Ironically, what unifies much of this inessential imperative complexity is that it exists in the service of essentially declarative ends. Indeed, I suggest that the reason the current paradigm works at all is that systems implemented in this way approximate a much simpler, declarative model of interactive computation. Experienced software designers rely tacitly on something like this declarative model in order to make decisions about what counts as reasonable behaviour. Rather than being ill-suited to interaction, as is sometimes assumed, perhaps because of the somewhat arcane feel of techniques such as monads [JW93][Wad99] for modelling effectful computation, the declarative paradigm - with a simple orthogonal extension to support interactivity - fits the abstract behaviour of interactive, stateful systems surprisingly well. But today, because this declarative behaviour is achieved only indirectly, interactive systems are significantly less reliable and understandable than they need to be, despite the widespread use of design patterns such as Observer [GHJV95] to manage some of the inessential complexity. State-related dysfunctions in particular, such as the gradual degradation of a system over time, spurious sensitivities to the order in which two operations take place, deadlocks and race conditions, are common. I propose that the best way to address the impedance mismatch between algorithmic languages and interactive systems is not to wallow in the tar-pit of imperative languages, but to lift declarative languages into a computational model which supports interaction directly.

The aim of this blog is to explore the conceptual foundations of such a programming model, which I shall refer to as the declarative interaction model. Developing a formal semantics will be a topic for later treatment. Like some other declarative approaches to interaction, the declarative interaction model maintains a clean separation of (stateless, deterministic) declarative computation and (stateful, non-deterministic) reactive computation. The model is distinguished by its modal construal of interaction, whereby an interactive system is taken to be a space of canonically represented "possible worlds", each expressing a purely declarative computation, along with an index into that space indicating the "actual world", which represents the system's current state. To interact with such a system is to select a new actual state from this space of possible states.

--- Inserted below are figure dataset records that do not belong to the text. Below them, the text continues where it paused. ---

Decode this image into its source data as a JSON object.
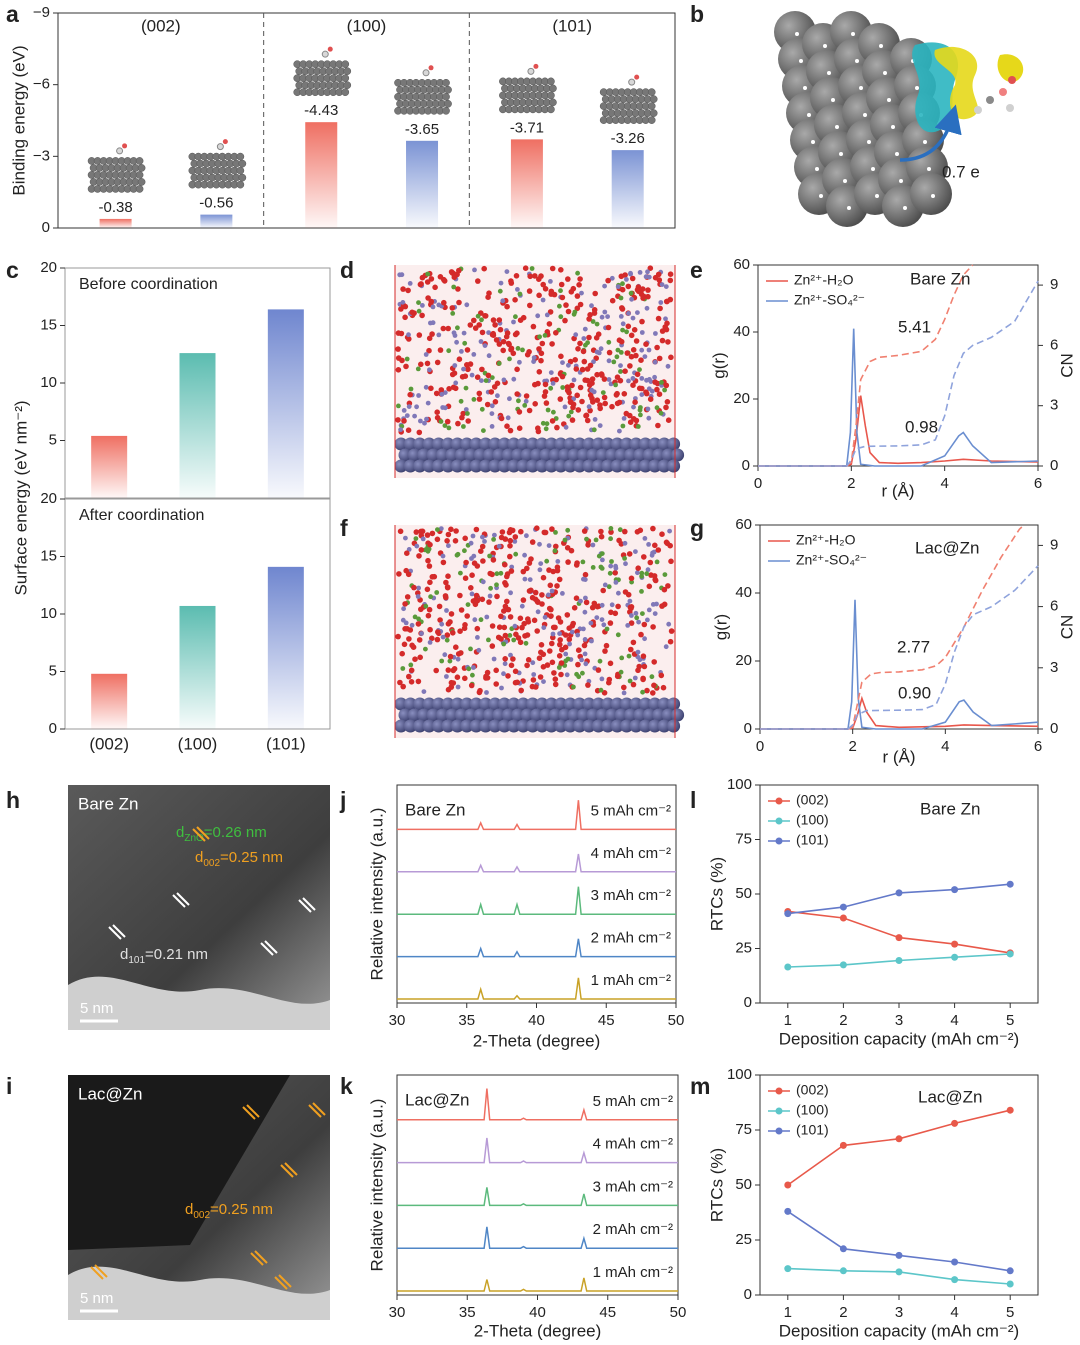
{
  "chart_data": [
    {
      "panel": "a",
      "type": "bar",
      "ylabel": "Binding energy (eV)",
      "categories": [
        "(002)",
        "(100)",
        "(101)"
      ],
      "series": [
        {
          "color": "#ef6f62",
          "values": [
            -0.38,
            -4.43,
            -3.71
          ]
        },
        {
          "color": "#7b93d4",
          "values": [
            -0.56,
            -3.65,
            -3.26
          ]
        }
      ],
      "ylim": [
        0,
        -9
      ],
      "yticks": [
        0,
        {
          "value": -3,
          "label": "−3"
        },
        {
          "value": -6,
          "label": "−6"
        },
        {
          "value": -9,
          "label": "−9"
        }
      ],
      "data_labels": true
    },
    {
      "panel": "c",
      "type": "bar",
      "title": "Before coordination",
      "ylabel": "Surface energy (eV nm⁻²)",
      "categories": [
        null,
        null,
        null
      ],
      "values": [
        5.4,
        12.6,
        16.4
      ],
      "colors": [
        "#ef6f62",
        "#5bbcb0",
        "#6f86cf"
      ],
      "ylim": [
        0,
        20
      ],
      "yticks": [
        5,
        10,
        15,
        20
      ]
    },
    {
      "type": "bar",
      "title": "After coordination",
      "categories": [
        "(002)",
        "(100)",
        "(101)"
      ],
      "values": [
        4.8,
        10.7,
        14.1
      ],
      "colors": [
        "#ef6f62",
        "#5bbcb0",
        "#6f86cf"
      ],
      "ylim": [
        0,
        20
      ],
      "yticks": [
        0,
        5,
        10,
        15,
        20
      ]
    },
    {
      "panel": "e",
      "type": "line",
      "xlabel": "r (Å)",
      "ylabel": "g(r)",
      "y2label": "CN",
      "xlim": [
        0,
        6
      ],
      "xticks": [
        0,
        2,
        4,
        6
      ],
      "ylim": [
        0,
        60
      ],
      "yticks": [
        0,
        20,
        40,
        60
      ],
      "y2lim": [
        0,
        10
      ],
      "y2ticks": [
        0,
        3,
        6,
        9
      ],
      "legend": "upper left",
      "annotations": [
        "Bare Zn",
        "5.41",
        "0.98"
      ],
      "series": [
        {
          "name": "Zn²⁺-H₂O",
          "color": "#e8574c",
          "x": [
            0,
            1.9,
            2.0,
            2.1,
            2.2,
            2.3,
            2.4,
            2.6,
            3.0,
            3.5,
            4.0,
            4.4,
            5.0,
            6.0
          ],
          "values": [
            0,
            0,
            0.5,
            8,
            21,
            12,
            4,
            1,
            0.8,
            1,
            1.5,
            2,
            1.5,
            1.2
          ]
        },
        {
          "name": "Zn²⁺-SO₄²⁻",
          "color": "#6a8ed0",
          "x": [
            0,
            1.9,
            1.98,
            2.05,
            2.12,
            2.2,
            2.5,
            3.5,
            4.0,
            4.3,
            4.4,
            4.6,
            5.0,
            6.0
          ],
          "values": [
            0,
            0,
            10,
            41,
            10,
            0.5,
            0,
            0,
            3,
            9,
            10,
            6,
            1,
            1.5
          ]
        },
        {
          "color": "#f08070",
          "dash": true,
          "axis": "y2",
          "x": [
            0,
            1.9,
            2.0,
            2.1,
            2.2,
            2.4,
            2.6,
            3.0,
            3.5,
            3.8,
            4.0,
            4.2,
            4.4,
            4.6
          ],
          "values": [
            0,
            0,
            0.2,
            2,
            4.3,
            5.2,
            5.41,
            5.5,
            5.7,
            6.3,
            7.3,
            8.5,
            9.5,
            10
          ]
        },
        {
          "color": "#8fa3dc",
          "dash": true,
          "axis": "y2",
          "x": [
            0,
            1.9,
            2.0,
            2.1,
            2.3,
            3.0,
            3.5,
            3.8,
            4.0,
            4.2,
            4.4,
            4.6,
            5.0,
            5.5,
            6.0
          ],
          "values": [
            0,
            0,
            0.3,
            0.85,
            0.98,
            1.0,
            1.05,
            1.3,
            2.5,
            4.5,
            5.6,
            6.0,
            6.4,
            7.2,
            9.2
          ]
        }
      ]
    },
    {
      "panel": "g",
      "type": "line",
      "xlabel": "r (Å)",
      "ylabel": "g(r)",
      "y2label": "CN",
      "xlim": [
        0,
        6
      ],
      "xticks": [
        0,
        2,
        4,
        6
      ],
      "ylim": [
        0,
        60
      ],
      "yticks": [
        0,
        20,
        40,
        60
      ],
      "y2lim": [
        0,
        10
      ],
      "y2ticks": [
        0,
        3,
        6,
        9
      ],
      "legend": "upper left",
      "annotations": [
        "Lac@Zn",
        "2.77",
        "0.90"
      ],
      "series": [
        {
          "name": "Zn²⁺-H₂O",
          "color": "#e8574c",
          "x": [
            0,
            1.9,
            2.0,
            2.1,
            2.2,
            2.3,
            2.5,
            3.0,
            4.0,
            4.4,
            5.0,
            6.0
          ],
          "values": [
            0,
            0,
            0.3,
            4,
            9,
            5,
            1,
            0.5,
            0.8,
            1.2,
            1,
            0.8
          ]
        },
        {
          "name": "Zn²⁺-SO₄²⁻",
          "color": "#6a8ed0",
          "x": [
            0,
            1.9,
            1.98,
            2.05,
            2.12,
            2.2,
            2.5,
            3.5,
            4.0,
            4.3,
            4.4,
            4.6,
            5.0,
            6.0
          ],
          "values": [
            0,
            0,
            8,
            38,
            9,
            0.5,
            0,
            0,
            2,
            8,
            8.5,
            5,
            1,
            2
          ]
        },
        {
          "color": "#f08070",
          "dash": true,
          "axis": "y2",
          "x": [
            0,
            1.9,
            2.0,
            2.1,
            2.2,
            2.4,
            2.6,
            3.0,
            3.5,
            3.8,
            4.0,
            4.4,
            4.8,
            5.2,
            5.6,
            5.7
          ],
          "values": [
            0,
            0,
            0.1,
            1.2,
            2.3,
            2.7,
            2.77,
            2.8,
            2.9,
            3.1,
            3.5,
            5,
            6.8,
            8.4,
            9.8,
            10
          ]
        },
        {
          "color": "#8fa3dc",
          "dash": true,
          "axis": "y2",
          "x": [
            0,
            1.9,
            2.0,
            2.1,
            2.3,
            3.0,
            3.5,
            3.8,
            4.0,
            4.2,
            4.4,
            4.6,
            5.0,
            5.5,
            6.0
          ],
          "values": [
            0,
            0,
            0.2,
            0.7,
            0.9,
            0.92,
            0.95,
            1.2,
            2.2,
            3.8,
            5,
            5.6,
            6,
            6.8,
            8
          ]
        }
      ]
    },
    {
      "panel": "j",
      "type": "spectrum",
      "title": "Bare Zn",
      "xlabel": "2-Theta (degree)",
      "ylabel": "Relative intensity (a.u.)",
      "xlim": [
        30,
        50
      ],
      "xticks": [
        30,
        35,
        40,
        45,
        50
      ],
      "ylim": [
        0,
        1
      ],
      "x": [
        30,
        35.8,
        36.0,
        36.2,
        38.4,
        38.6,
        38.8,
        42.8,
        43.0,
        43.2,
        50
      ],
      "series": [
        {
          "name": "5 mAh cm⁻²",
          "color": "#ef6f62",
          "values": [
            0,
            0,
            0.2,
            0,
            0,
            0.15,
            0,
            0,
            0.9,
            0,
            0
          ]
        },
        {
          "name": "4 mAh cm⁻²",
          "color": "#b79ad6",
          "values": [
            0,
            0,
            0.2,
            0,
            0,
            0.15,
            0,
            0,
            0.55,
            0,
            0
          ]
        },
        {
          "name": "3 mAh cm⁻²",
          "color": "#5cba7d",
          "values": [
            0,
            0,
            0.3,
            0,
            0,
            0.3,
            0,
            0,
            0.85,
            0,
            0
          ]
        },
        {
          "name": "2 mAh cm⁻²",
          "color": "#4f86c6",
          "values": [
            0,
            0,
            0.25,
            0,
            0,
            0.15,
            0,
            0,
            0.55,
            0,
            0
          ]
        },
        {
          "name": "1 mAh cm⁻²",
          "color": "#c9a227",
          "values": [
            0,
            0,
            0.3,
            0,
            0,
            0.1,
            0,
            0,
            0.65,
            0,
            0
          ]
        }
      ]
    },
    {
      "panel": "k",
      "type": "spectrum",
      "title": "Lac@Zn",
      "xlabel": "2-Theta (degree)",
      "ylabel": "Relative intensity (a.u.)",
      "xlim": [
        30,
        50
      ],
      "xticks": [
        30,
        35,
        40,
        45,
        50
      ],
      "ylim": [
        0,
        1
      ],
      "x": [
        30,
        36.2,
        36.4,
        36.6,
        38.8,
        39.0,
        39.2,
        43.1,
        43.3,
        43.5,
        50
      ],
      "series": [
        {
          "name": "5 mAh cm⁻²",
          "color": "#ef6f62",
          "values": [
            0,
            0,
            0.95,
            0,
            0,
            0.05,
            0,
            0,
            0.3,
            0,
            0
          ]
        },
        {
          "name": "4 mAh cm⁻²",
          "color": "#b79ad6",
          "values": [
            0,
            0,
            0.75,
            0,
            0,
            0.05,
            0,
            0,
            0.3,
            0,
            0
          ]
        },
        {
          "name": "3 mAh cm⁻²",
          "color": "#5cba7d",
          "values": [
            0,
            0,
            0.55,
            0,
            0,
            0.05,
            0,
            0,
            0.35,
            0,
            0
          ]
        },
        {
          "name": "2 mAh cm⁻²",
          "color": "#4f86c6",
          "values": [
            0,
            0,
            0.65,
            0,
            0,
            0.05,
            0,
            0,
            0.3,
            0,
            0
          ]
        },
        {
          "name": "1 mAh cm⁻²",
          "color": "#c9a227",
          "values": [
            0,
            0,
            0.35,
            0,
            0,
            0.05,
            0,
            0,
            0.4,
            0,
            0
          ]
        }
      ]
    },
    {
      "panel": "l",
      "type": "line",
      "markers": true,
      "annotations": [
        "Bare Zn"
      ],
      "xlabel": "Deposition capacity (mAh cm⁻²)",
      "ylabel": "RTCs (%)",
      "xlim": [
        0.5,
        5.5
      ],
      "xticks": [
        1,
        2,
        3,
        4,
        5
      ],
      "ylim": [
        0,
        100
      ],
      "yticks": [
        0,
        25,
        50,
        75,
        100
      ],
      "legend": "upper left",
      "x": [
        1,
        2,
        3,
        4,
        5
      ],
      "series": [
        {
          "name": "(002)",
          "color": "#e8594a",
          "values": [
            42,
            39,
            30,
            27,
            23
          ]
        },
        {
          "name": "(100)",
          "color": "#5cc6c9",
          "values": [
            16.5,
            17.5,
            19.5,
            21,
            22.5
          ]
        },
        {
          "name": "(101)",
          "color": "#6379c9",
          "values": [
            41,
            44,
            50.5,
            52,
            54.5
          ]
        }
      ]
    },
    {
      "panel": "m",
      "type": "line",
      "markers": true,
      "annotations": [
        "Lac@Zn"
      ],
      "xlabel": "Deposition capacity (mAh cm⁻²)",
      "ylabel": "RTCs (%)",
      "xlim": [
        0.5,
        5.5
      ],
      "xticks": [
        1,
        2,
        3,
        4,
        5
      ],
      "ylim": [
        0,
        100
      ],
      "yticks": [
        0,
        25,
        50,
        75,
        100
      ],
      "legend": "upper left",
      "x": [
        1,
        2,
        3,
        4,
        5
      ],
      "series": [
        {
          "name": "(002)",
          "color": "#e8594a",
          "values": [
            50,
            68,
            71,
            78,
            84
          ]
        },
        {
          "name": "(100)",
          "color": "#5cc6c9",
          "values": [
            12,
            11,
            10.5,
            7,
            5
          ]
        },
        {
          "name": "(101)",
          "color": "#6379c9",
          "values": [
            38,
            21,
            18,
            15,
            11
          ]
        }
      ]
    }
  ],
  "images": [
    {
      "panel": "b",
      "annotation": "0.7 e"
    },
    {
      "panel": "d"
    },
    {
      "panel": "f"
    },
    {
      "panel": "h",
      "title": "Bare Zn",
      "labels": [
        {
          "base": "d",
          "sub": "ZnO",
          "tail": "=0.26 nm"
        },
        {
          "base": "d",
          "sub": "002",
          "tail": "=0.25 nm"
        },
        {
          "base": "d",
          "sub": "101",
          "tail": "=0.21 nm"
        }
      ],
      "scale_bar": "5 nm"
    },
    {
      "panel": "i",
      "title": "Lac@Zn",
      "labels": [
        {
          "base": "d",
          "sub": "002",
          "tail": "=0.25 nm"
        }
      ],
      "scale_bar": "5 nm"
    }
  ]
}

Interactions (effectful operations) are lifted to meta-programs that manipulate values of modal type; crucially, they are unable to interfere with the purely declarative semantics of each possible state, and in any case are only required when they are essential to application logic. Non-determinism arises from concurrent interactions, which are handled transactionally.

The declarative interaction model relates to many active research areas, including modal type systems, incremental computation, meta-programming, declarative concurrency, transactional concurrency, dataflow computing, interactive computing, and wide-area computing. As we shall see, four closely related concepts in particular are central to the model: modality, incrementality , concurrency, and persistence. A key validation of the model will be the development of an interactive programming language which supports the model directly.